Trade conflicts between the U.S. and Europe are not rare. For example, there is currently a trade war happening between the two sides. On June 1, 2018, the U.S. applied a 25 percent duty on steel and a 10 percent duty on aluminum produced by European companies. EU Commissioner for Trade Cecilia Malmström said of the tariffs that "today is a bad day for world trade."
As a matter of fact, the longest trade war in the world trade system occurred between the U.S. and the EU at the end of the 1990s. Lasting for 17 years, this trade war was related to the "favored nation status" of bananas, granted by Europe under an international treaty, the Lomé Convention, to 71 African, Caribbean and Pacific countries, most of which are former European colonies.
Describing "the capricious assertiveness" of the Trump administration over issues including Iran, Gaza, trade tariffs and North Korea, European Council President Donald Tusk tweeted the following on May 16, 2018: "Looking at latest decisions of @realDonaldTrump someone could even think: with friends like that who needs enemies. But frankly, EU should be grateful. Thanks to him we got rid of all illusions. We realise that if you need a helping hand, you will find one at the end of your arm."
An optimistic outlook
Henry John Temple (1784-1865), a British statesman who served twice as British Prime Minister in the mid-19th century, once said, "We have no eternal allies, and we have no perpetual enemies. Our interests are eternal and perpetual, and those interests it is our duty to follow." Later on, it was re-paraphrased as "A country has no eternal friends, only interests."
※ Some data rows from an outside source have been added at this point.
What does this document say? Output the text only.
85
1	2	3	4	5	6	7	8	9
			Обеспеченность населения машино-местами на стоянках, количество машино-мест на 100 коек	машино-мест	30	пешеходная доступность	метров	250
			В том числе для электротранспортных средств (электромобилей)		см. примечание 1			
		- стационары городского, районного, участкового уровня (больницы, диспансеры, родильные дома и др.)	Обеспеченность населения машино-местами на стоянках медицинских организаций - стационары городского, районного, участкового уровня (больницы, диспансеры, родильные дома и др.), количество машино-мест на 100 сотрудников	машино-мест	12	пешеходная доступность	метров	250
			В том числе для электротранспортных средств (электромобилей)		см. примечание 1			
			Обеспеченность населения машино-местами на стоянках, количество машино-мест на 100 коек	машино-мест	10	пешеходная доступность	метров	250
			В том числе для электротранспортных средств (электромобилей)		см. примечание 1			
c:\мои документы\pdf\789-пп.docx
Can this quote be applied to the transatlantic allies? The answer is definitely "Yes."
Despite what Trump has done and said to Europe, it would be naïve to say that the transatlantic ties, the most important bilateral relationship in the world in the past and today, have come to a dead end. Rather, due to the following reasons, the U.S. and Europe will continue to maintain their special strategic partnership.
Politically speaking, the U.S. and Europe have common values to protect and common goals to cherish. This commonality was the foundation of their bilateral relations in the Cold War era, which continues to be the case today.
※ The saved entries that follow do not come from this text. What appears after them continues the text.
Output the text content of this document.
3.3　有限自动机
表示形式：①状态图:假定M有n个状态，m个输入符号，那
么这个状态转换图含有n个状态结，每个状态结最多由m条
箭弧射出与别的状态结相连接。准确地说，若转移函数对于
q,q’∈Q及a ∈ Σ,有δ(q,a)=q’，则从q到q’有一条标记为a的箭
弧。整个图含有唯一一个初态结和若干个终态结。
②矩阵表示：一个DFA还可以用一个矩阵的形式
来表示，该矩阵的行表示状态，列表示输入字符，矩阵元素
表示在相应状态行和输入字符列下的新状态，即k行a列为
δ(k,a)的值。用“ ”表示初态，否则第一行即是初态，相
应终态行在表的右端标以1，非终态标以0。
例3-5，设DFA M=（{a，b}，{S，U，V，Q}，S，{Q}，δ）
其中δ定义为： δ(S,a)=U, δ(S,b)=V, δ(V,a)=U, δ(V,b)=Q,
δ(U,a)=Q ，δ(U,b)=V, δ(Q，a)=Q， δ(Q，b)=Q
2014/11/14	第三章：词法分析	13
Regarding the economy, the U.S. and EU are each other's most important partners. Their two-way trade and investment supports 15 million jobs. Neither side can afford to hurt their economic relations.
Indeed, NATO is where the rift is most often seen, casting doubt over the stability of the transatlantic ties. However, this military alliance will continue to provide security for Europe in the foreseeable future. Different opinions regarding the shared budget obligations should not be seen as the way towards its disintegration, but as a direction for a more powerful future.
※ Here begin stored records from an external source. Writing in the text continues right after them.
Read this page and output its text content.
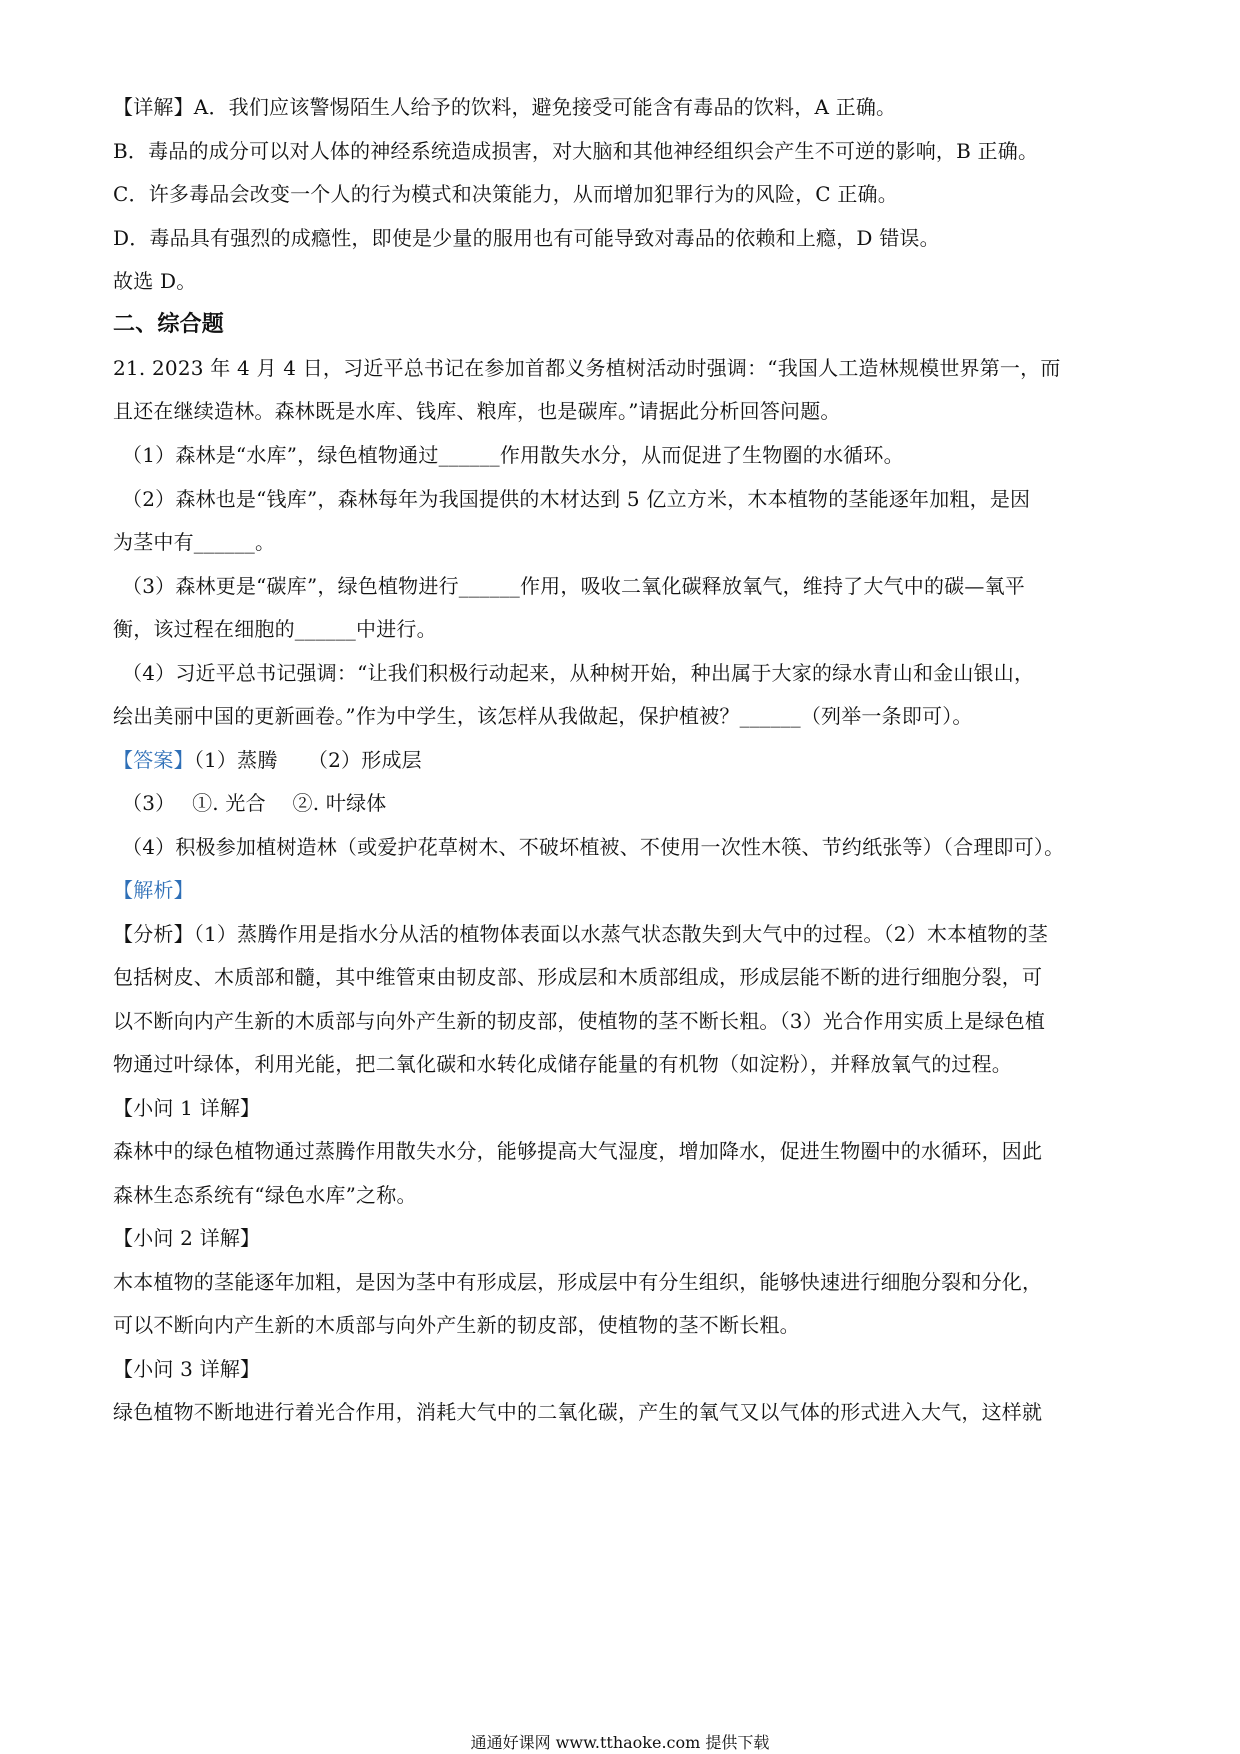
【详解】A．我们应该警惕陌生人给予的饮料，避免接受可能含有毒品的饮料，A 正确。
B．毒品的成分可以对人体的神经系统造成损害，对大脑和其他神经组织会产生不可逆的影响，B 正确。
C．许多毒品会改变一个人的行为模式和决策能力，从而增加犯罪行为的风险，C 正确。
D．毒品具有强烈的成瘾性，即使是少量的服用也有可能导致对毒品的依赖和上瘾，D 错误。
故选 D。
二、综合题
21. 2023 年 4 月 4 日，习近平总书记在参加首都义务植树活动时强调：“我国人工造林规模世界第一，而
且还在继续造林。森林既是水库、钱库、粮库，也是碳库。”请据此分析回答问题。
（1）森林是“水库”，绿色植物通过______作用散失水分，从而促进了生物圈的水循环。
（2）森林也是“钱库”，森林每年为我国提供的木材达到 5 亿立方米，木本植物的茎能逐年加粗，是因
为茎中有______。
（3）森林更是“碳库”，绿色植物进行______作用，吸收二氧化碳释放氧气，维持了大气中的碳—氧平
衡，该过程在细胞的______中进行。
（4）习近平总书记强调：“让我们积极行动起来，从种树开始，种出属于大家的绿水青山和金山银山，
绘出美丽中国的更新画卷。”作为中学生，该怎样从我做起，保护植被？______（列举一条即可）。
【答案】（1）蒸腾　　（2）形成层
（3）　 ①. 光合　 ②. 叶绿体
（4）积极参加植树造林（或爱护花草树木、不破坏植被、不使用一次性木筷、节约纸张等）（合理即可）。
【解析】
【分析】（1）蒸腾作用是指水分从活的植物体表面以水蒸气状态散失到大气中的过程。（2）木本植物的茎
包括树皮、木质部和髓，其中维管束由韧皮部、形成层和木质部组成，形成层能不断的进行细胞分裂，可
以不断向内产生新的木质部与向外产生新的韧皮部，使植物的茎不断长粗。（3）光合作用实质上是绿色植
物通过叶绿体，利用光能，把二氧化碳和水转化成储存能量的有机物（如淀粉），并释放氧气的过程。
【小问 1 详解】
森林中的绿色植物通过蒸腾作用散失水分，能够提高大气湿度，增加降水，促进生物圈中的水循环，因此
森林生态系统有“绿色水库”之称。
【小问 2 详解】
木本植物的茎能逐年加粗，是因为茎中有形成层，形成层中有分生组织，能够快速进行细胞分裂和分化，
可以不断向内产生新的木质部与向外产生新的韧皮部，使植物的茎不断长粗。
【小问 3 详解】
绿色植物不断地进行着光合作用，消耗大气中的二氧化碳，产生的氧气又以气体的形式进入大气，这样就
通通好课网 www.tthaoke.com 提供下载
Even in the areas of maintaining non-traditional security, such as fighting against terrorism and cyber-crimes, there is no doubt that the U.S. and Europe share the same or similar positions.
In conclusion, it is counter-productive to cherry-pick the negative facts and examples surrounding the recent developments of the transatlantic relationship and rush to a simple conclusion that it is in the danger of breaking up. In the political and economic battles between the West and the rest of the world, the transatlantic allies will continue to be a united pair of powers.